I’ve wanted to be a writer my whole life, and I’ve written my whole life. By some standards I’m still not a proper writer, in that I don’t make much money from writing, although my job involves writing as part of the job description. (One part of me rereads Barthes piece and thinks only – one child; no novels –  what a failure.)  And yet once it hit me the thought would not go away: having a baby made me a writer.

What I mean by this is that having a baby made me write more, more boldly, smarter, and better, than I did before, and to produce some of the first work I’m unambiguously proud of. I think there are a variety of reasons for this.  I’ve always been someone who writes/works better when there are other things going on. We all have this fantasy that when we finally have a blank slate of time, this is when we will create, but this has never been true for me. So many creative projects begin out of turmoil, heartbreak, the dark night of the soul. Motherhood wasn’t that for me but it was a different place, a new place I wanted to discover in ways that made me better even when I was writing about things that had nothing to do with motherhood.

It is of course true that men who write and have children are not asked how they manage to do both. (Though perhaps they should be: a friend once told me a prominent writer he knows once credited his prolific output to having children and having had health crises: he knew his time was limited.  Sometimes I think what made me a writer was realizing I was going to die, which having a baby also did.) But as with most things, it’s not enough to point out the double standard.

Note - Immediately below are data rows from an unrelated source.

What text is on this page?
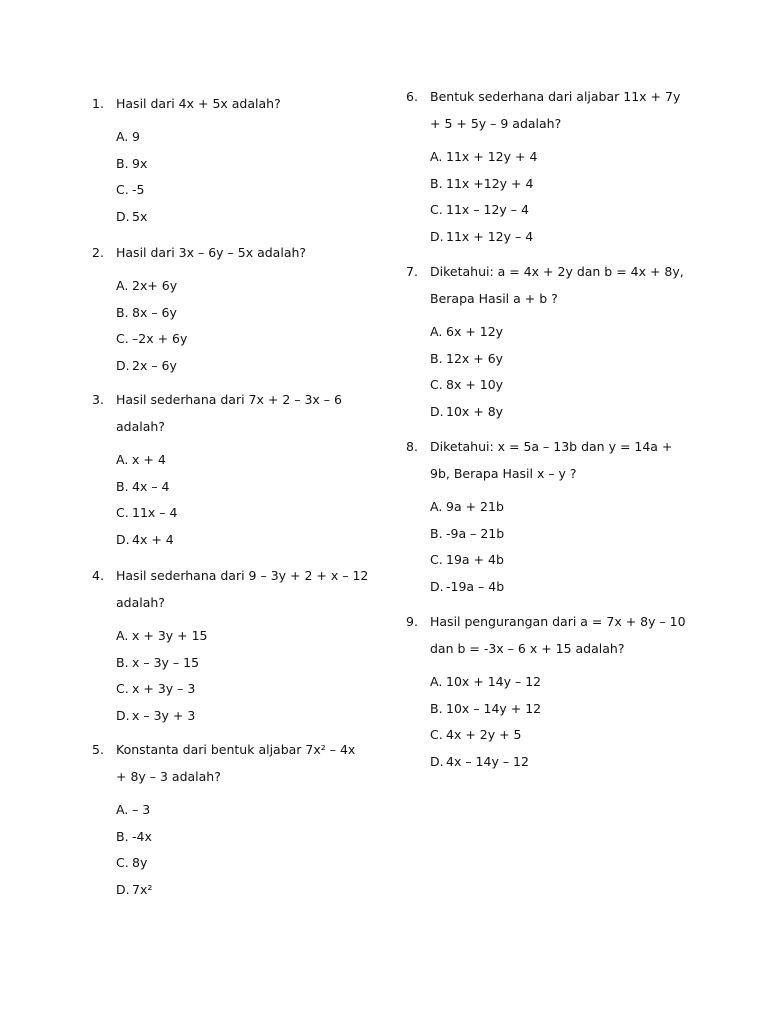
1. Hasil dari 4x + 5x adalah?
A. 9
B. 9x
C. -5
D. 5x
2. Hasil dari 3x – 6y – 5x adalah?
A. 2x+ 6y
B. 8x – 6y
C. –2x + 6y
D. 2x – 6y
3. Hasil sederhana dari 7x + 2 – 3x – 6
adalah?
A. x + 4
B. 4x – 4
C. 11x – 4
D. 4x + 4
4. Hasil sederhana dari 9 – 3y + 2 + x – 12
adalah?
A. x + 3y + 15
B. x – 3y – 15
C. x + 3y – 3
D. x – 3y + 3
5. Konstanta dari bentuk aljabar 7x² – 4x
+ 8y – 3 adalah?
A. – 3
B. -4x
C. 8y
D. 7x²
6. Bentuk sederhana dari aljabar 11x + 7y
+ 5 + 5y – 9 adalah?
A. 11x + 12y + 4
B. 11x +12y + 4
C. 11x – 12y – 4
D. 11x + 12y – 4
7. Diketahui: a = 4x + 2y dan b = 4x + 8y,
Berapa Hasil a + b ?
A. 6x + 12y
B. 12x + 6y
C. 8x + 10y
D. 10x + 8y
8. Diketahui: x = 5a – 13b dan y = 14a +
9b, Berapa Hasil x – y ?
A. 9a + 21b
B. -9a – 21b
C. 19a + 4b
D. -19a – 4b
9. Hasil pengurangan dari a = 7x + 8y – 10
dan b = -3x – 6 x + 15 adalah?
A. 10x + 14y – 12
B. 10x – 14y + 12
C. 4x + 2y + 5
D. 4x – 14y – 12
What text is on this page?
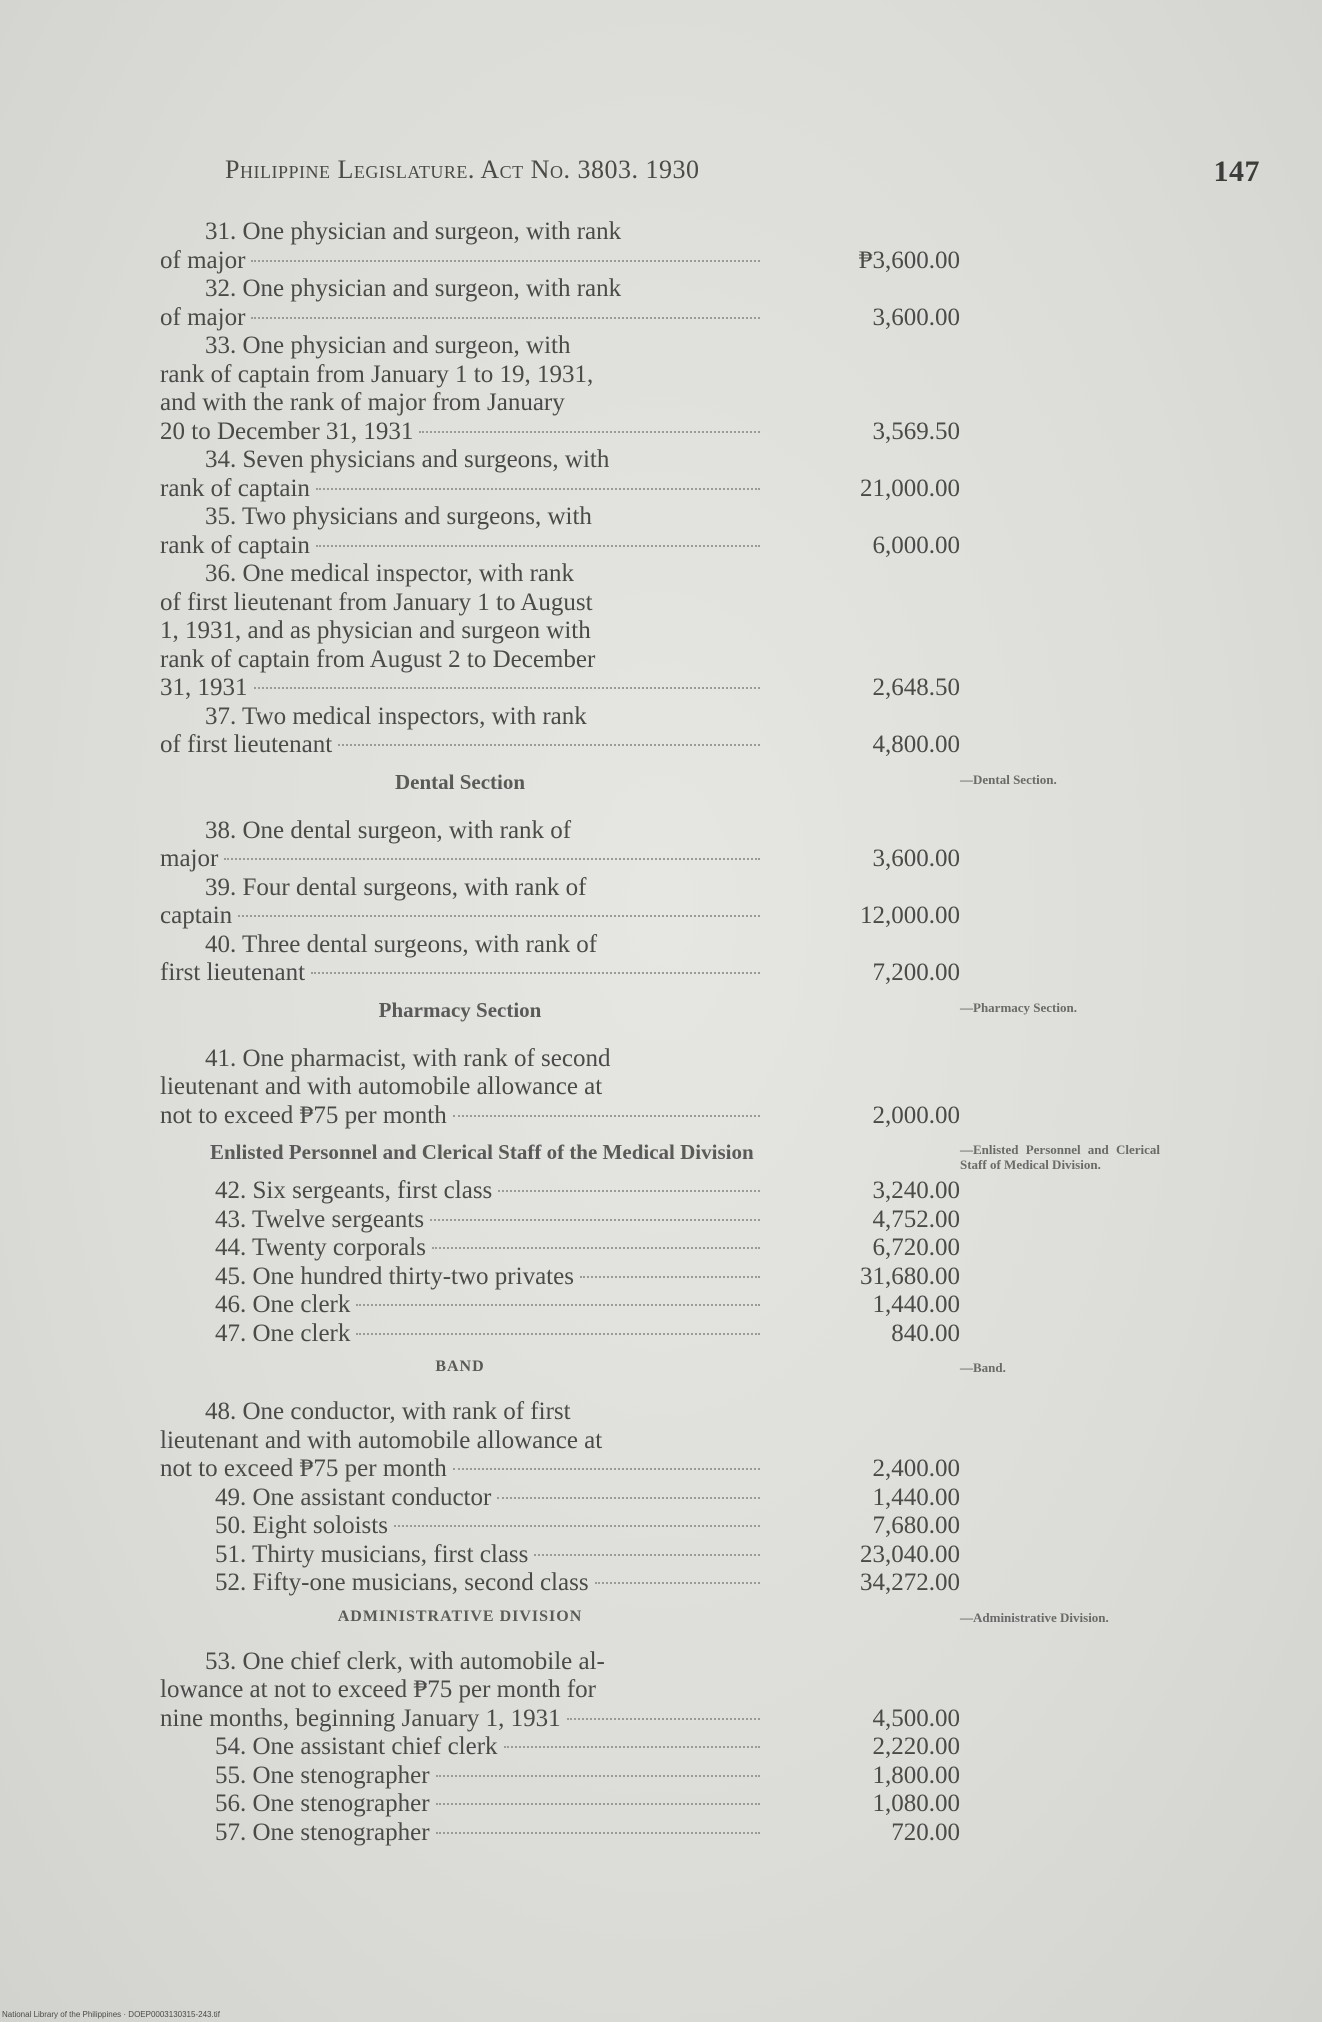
Philippine Legislature. Act No. 3803. 1930	147
31. One physician and surgeon, with rank
of major	₱3,600.00
32. One physician and surgeon, with rank
of major	3,600.00
33. One physician and surgeon, with
rank of captain from January 1 to 19, 1931,
and with the rank of major from January
20 to December 31, 1931	3,569.50
34. Seven physicians and surgeons, with
rank of captain	21,000.00
35. Two physicians and surgeons, with
rank of captain	6,000.00
36. One medical inspector, with rank
of first lieutenant from January 1 to August
1, 1931, and as physician and surgeon with
rank of captain from August 2 to December
31, 1931	2,648.50
37. Two medical inspectors, with rank
of first lieutenant	4,800.00
Dental Section
38. One dental surgeon, with rank of
major	3,600.00
39. Four dental surgeons, with rank of
captain	12,000.00
40. Three dental surgeons, with rank of
first lieutenant	7,200.00
Pharmacy Section
41. One pharmacist, with rank of second
lieutenant and with automobile allowance at
not to exceed ₱75 per month	2,000.00
Enlisted Personnel and Clerical Staff of the Medical Division
42. Six sergeants, first class	3,240.00
43. Twelve sergeants	4,752.00
44. Twenty corporals	6,720.00
45. One hundred thirty-two privates	31,680.00
46. One clerk	1,440.00
47. One clerk	840.00
BAND
48. One conductor, with rank of first
lieutenant and with automobile allowance at
not to exceed ₱75 per month	2,400.00
49. One assistant conductor	1,440.00
50. Eight soloists	7,680.00
51. Thirty musicians, first class	23,040.00
52. Fifty-one musicians, second class	34,272.00
ADMINISTRATIVE DIVISION
53. One chief clerk, with automobile al-
lowance at not to exceed ₱75 per month for
nine months, beginning January 1, 1931	4,500.00
54. One assistant chief clerk	2,220.00
55. One stenographer	1,800.00
56. One stenographer	1,080.00
57. One stenographer	720.00
—Dental Section.
—Pharmacy Section.
—Enlisted Personnel and Clerical Staff of Medical Division.
—Band.
—Administrative Division.
National Library of the Philippines · DOEP0003130315-243.tif
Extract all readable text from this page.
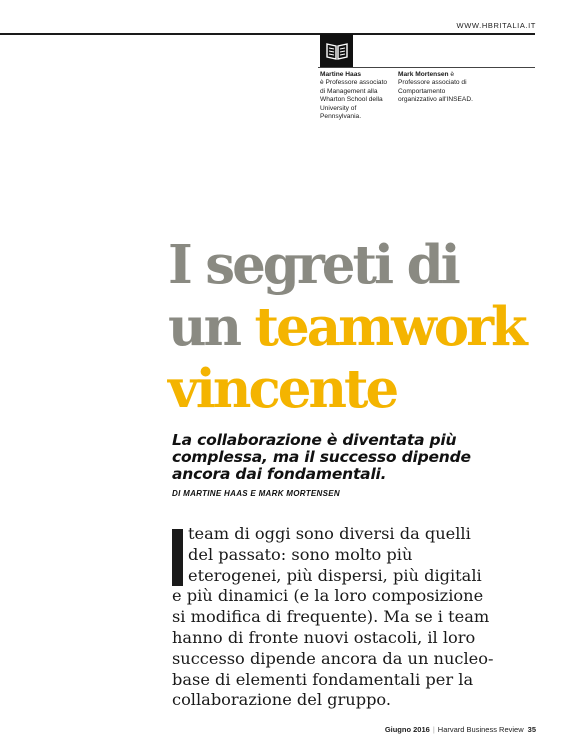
WWW.HBRITALIA.IT
Martine Haas
è Professore associato di Management alla Wharton School della University of Pennsylvania.
Mark Mortensen è Professore associato di Comportamento organizzativo all'INSEAD.
I segreti di
un teamwork
vincente
La collaborazione è diventata più complessa, ma il successo dipende ancora dai fondamentali.
DI MARTINE HAAS E MARK MORTENSEN
team di oggi sono diversi da quelli
del passato: sono molto più
eterogenei, più dispersi, più digitali
e più dinamici (e la loro composizione
si modifica di frequente). Ma se i team
hanno di fronte nuovi ostacoli, il loro
successo dipende ancora da un nucleo-
base di elementi fondamentali per la
collaborazione del gruppo.
Giugno 2016 | Harvard Business Review 35
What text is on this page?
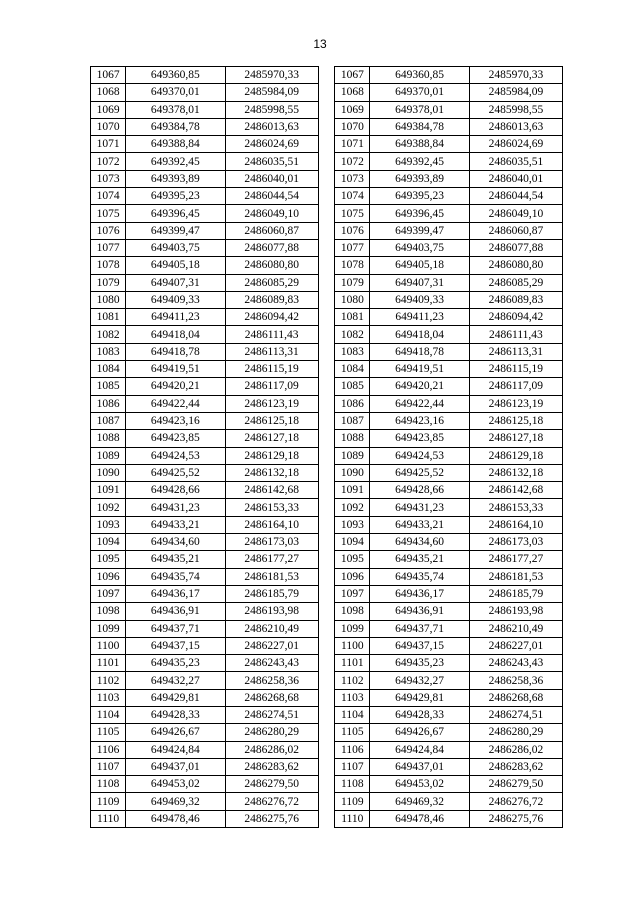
13
1067	649360,85	2485970,33		1067	649360,85	2485970,33
1068	649370,01	2485984,09		1068	649370,01	2485984,09
1069	649378,01	2485998,55		1069	649378,01	2485998,55
1070	649384,78	2486013,63		1070	649384,78	2486013,63
1071	649388,84	2486024,69		1071	649388,84	2486024,69
1072	649392,45	2486035,51		1072	649392,45	2486035,51
1073	649393,89	2486040,01		1073	649393,89	2486040,01
1074	649395,23	2486044,54		1074	649395,23	2486044,54
1075	649396,45	2486049,10		1075	649396,45	2486049,10
1076	649399,47	2486060,87		1076	649399,47	2486060,87
1077	649403,75	2486077,88		1077	649403,75	2486077,88
1078	649405,18	2486080,80		1078	649405,18	2486080,80
1079	649407,31	2486085,29		1079	649407,31	2486085,29
1080	649409,33	2486089,83		1080	649409,33	2486089,83
1081	649411,23	2486094,42		1081	649411,23	2486094,42
1082	649418,04	2486111,43		1082	649418,04	2486111,43
1083	649418,78	2486113,31		1083	649418,78	2486113,31
1084	649419,51	2486115,19		1084	649419,51	2486115,19
1085	649420,21	2486117,09		1085	649420,21	2486117,09
1086	649422,44	2486123,19		1086	649422,44	2486123,19
1087	649423,16	2486125,18		1087	649423,16	2486125,18
1088	649423,85	2486127,18		1088	649423,85	2486127,18
1089	649424,53	2486129,18		1089	649424,53	2486129,18
1090	649425,52	2486132,18		1090	649425,52	2486132,18
1091	649428,66	2486142,68		1091	649428,66	2486142,68
1092	649431,23	2486153,33		1092	649431,23	2486153,33
1093	649433,21	2486164,10		1093	649433,21	2486164,10
1094	649434,60	2486173,03		1094	649434,60	2486173,03
1095	649435,21	2486177,27		1095	649435,21	2486177,27
1096	649435,74	2486181,53		1096	649435,74	2486181,53
1097	649436,17	2486185,79		1097	649436,17	2486185,79
1098	649436,91	2486193,98		1098	649436,91	2486193,98
1099	649437,71	2486210,49		1099	649437,71	2486210,49
1100	649437,15	2486227,01		1100	649437,15	2486227,01
1101	649435,23	2486243,43		1101	649435,23	2486243,43
1102	649432,27	2486258,36		1102	649432,27	2486258,36
1103	649429,81	2486268,68		1103	649429,81	2486268,68
1104	649428,33	2486274,51		1104	649428,33	2486274,51
1105	649426,67	2486280,29		1105	649426,67	2486280,29
1106	649424,84	2486286,02		1106	649424,84	2486286,02
1107	649437,01	2486283,62		1107	649437,01	2486283,62
1108	649453,02	2486279,50		1108	649453,02	2486279,50
1109	649469,32	2486276,72		1109	649469,32	2486276,72
1110	649478,46	2486275,76		1110	649478,46	2486275,76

I don’t begrudge women or men who were successful, prolific writers before having children and who struggle after from sharing their experiences, and I certainly understand why a lot of writers don’t want kids.  But the proliferation of “child versus book” stories bother me because they feed careerist and capitalist narratives – that how many hours you put into something is the sole determinate of how good and worthwhile it is, and that it’s a zero sum game.  That one’s narrow and obsessive focus on a single thing, be it books or babies, is a sign of your “seriousness.” That the hours you spend walking in the park and learning about space are a sacrifice, they go on one side of the ledger labeled parenting and will not fuel your own mind and work in anyway.  That the time spent writing is only time you sneak away from your children, and will not feed that part of your life. Parenting and writing are both work, unquestionably so, but they are not only that, and as much as they compete, at their best they require some of the same habits of mind, most of all that we slow down and pay attention, and ignore the bean counters as much as we can.